How many glyphs sequence can an OpenType lookup/feature include?

As we are working on a text editing application, that supports OpenType features for the text.
While the user is typing inside a paragraph we must do Re-analysis of the surrounding text cause of this change so the OpenType can be updated.
We want to Re-analysis as less text as we can, so the program will be fast and light. We do not want, and do not need to do all paragraph analysis again.
We will be glad to have your smart opinion on this issue - what is the less sequence of text that we must analyze according to the look behind or look ahead of the OpenType. What is the Maximum of text that open type can catch.    
  
Tagged:

Comments

  • Well, it can’t go past a line-ending, so there’s that. Many apps choose to break the text runs that are subject to such analysis at word boundaries, which would also impose some fluid but tending-to-be-low limits.

    I am not aware of any specific limitation other than those. I suspect there are some sorts of limits in each implementation of OpenType support (e.g. in Harfbuzz, Adobe’s CoolType, Microsoft’s DirectWrite, etcetera).
  • The following document describes how text should be broken up into glyph runs:

    https://docs.microsoft.com/en-ca/typography/opentype/processing-part1
  • There is no practical limit on the maximum number of glyphs to process. (Other than the intrinsic property of the OpenType specifications which does not allow certain lists to exceed 32,768 elements. But a substitution can have multiple lists, for example in lookaround constructions.)

    The documentation André points to notes that the longest possible sequence would be
    [...] normally a maximum of one line in length and consists of a text string formatted in a single font at a particular size, in a single direction, in a particular script and a particular language system.

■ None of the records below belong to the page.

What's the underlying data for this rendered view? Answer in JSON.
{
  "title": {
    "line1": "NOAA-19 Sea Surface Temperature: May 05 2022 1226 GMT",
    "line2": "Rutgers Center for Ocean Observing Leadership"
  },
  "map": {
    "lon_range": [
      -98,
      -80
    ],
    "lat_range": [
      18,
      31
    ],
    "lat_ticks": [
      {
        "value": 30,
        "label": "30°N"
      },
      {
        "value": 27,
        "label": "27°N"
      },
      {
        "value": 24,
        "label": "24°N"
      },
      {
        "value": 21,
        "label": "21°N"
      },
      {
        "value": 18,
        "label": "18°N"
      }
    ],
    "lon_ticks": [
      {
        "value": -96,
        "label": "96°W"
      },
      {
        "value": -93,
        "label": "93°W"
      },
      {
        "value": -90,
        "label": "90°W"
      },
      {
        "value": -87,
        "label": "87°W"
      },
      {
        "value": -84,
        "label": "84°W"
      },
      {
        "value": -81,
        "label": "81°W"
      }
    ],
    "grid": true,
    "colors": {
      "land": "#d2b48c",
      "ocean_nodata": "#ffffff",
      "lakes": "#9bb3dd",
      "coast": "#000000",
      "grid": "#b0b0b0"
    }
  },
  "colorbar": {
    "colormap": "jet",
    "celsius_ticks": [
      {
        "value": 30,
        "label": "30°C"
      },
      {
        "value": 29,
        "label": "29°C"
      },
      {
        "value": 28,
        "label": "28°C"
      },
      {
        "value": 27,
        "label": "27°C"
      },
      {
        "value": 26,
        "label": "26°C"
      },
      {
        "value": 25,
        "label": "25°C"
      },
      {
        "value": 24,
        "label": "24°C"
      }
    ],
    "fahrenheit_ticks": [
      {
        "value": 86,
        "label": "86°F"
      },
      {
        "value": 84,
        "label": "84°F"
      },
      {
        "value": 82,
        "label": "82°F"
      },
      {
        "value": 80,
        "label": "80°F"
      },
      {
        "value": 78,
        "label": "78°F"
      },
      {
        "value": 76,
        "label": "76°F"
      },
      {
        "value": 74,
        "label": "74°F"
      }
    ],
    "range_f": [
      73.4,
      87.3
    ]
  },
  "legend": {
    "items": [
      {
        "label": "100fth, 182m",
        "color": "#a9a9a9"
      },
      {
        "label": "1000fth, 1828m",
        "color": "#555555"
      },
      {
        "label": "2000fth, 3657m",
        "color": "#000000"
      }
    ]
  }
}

    and all desired carry-over effects to next lines (or, as it happens, preceding ones) should be handled by the layout software.

    If this influences your software design then you need to re-think it. Until now, I've found all OpenType substitutions and positioning can be implemented with a basic linked list of glyphs. This linked list needs only be generated once per line (actually, per text run – see above) to display it. And if you're afraid this might take too long, you can cache the resulting glyph sequence.

    If a user edits the paragraph, you need to start from scratch: calculate line breaks, provide justification, and re-process any OpenType instructions. It'd be a bad idea to cache "intermediate" steps inside a single glyph run. You cannot know in advance how far back or ahead the effects of a Contextual substitution is going to reach – other than, per definition, it cannot reach beyond the current text run.

  • Yeshurun Kubi
    Yeshurun Kubi Posts: 14
    edited September 2019
    @Khaled Hosny thanks for that interesting issue on GitHub.
    It is a real 'DEEP' level of talking there, and could not figure out at last if HarfBuzz does have a clear method for that - when do we need to reshape the text after typing.

    Though we thought about some solution that looks like a better and safer way to check this.
    See this post on stack: Here
  • In theory, ∞. You can easily write a GSUB that changes the entire line's visuals with only one keystroke.
  • You are probably pre-maturely optimizing here. Shaping is not usually that slow, even for relatively big paragraphs.
    Shaping a filewith 20574 words (one per line), using hb-shape utility from HarfBuzz with a relatively complex Arabic font takes less than half a second on my system, which includes loading the font and all the setup required to use the font for the first time.

  • Thank you all - it is a great help.  :)
    Our application can not afford re-shaping a whole paragraph, for a major part of text that the program needs to handle with, is arranged as just one paragraph. Large text file in one paragraph.
    So we are trying to find the best way to deal with that.
    TypeDrawers is probably not the place to talk about it.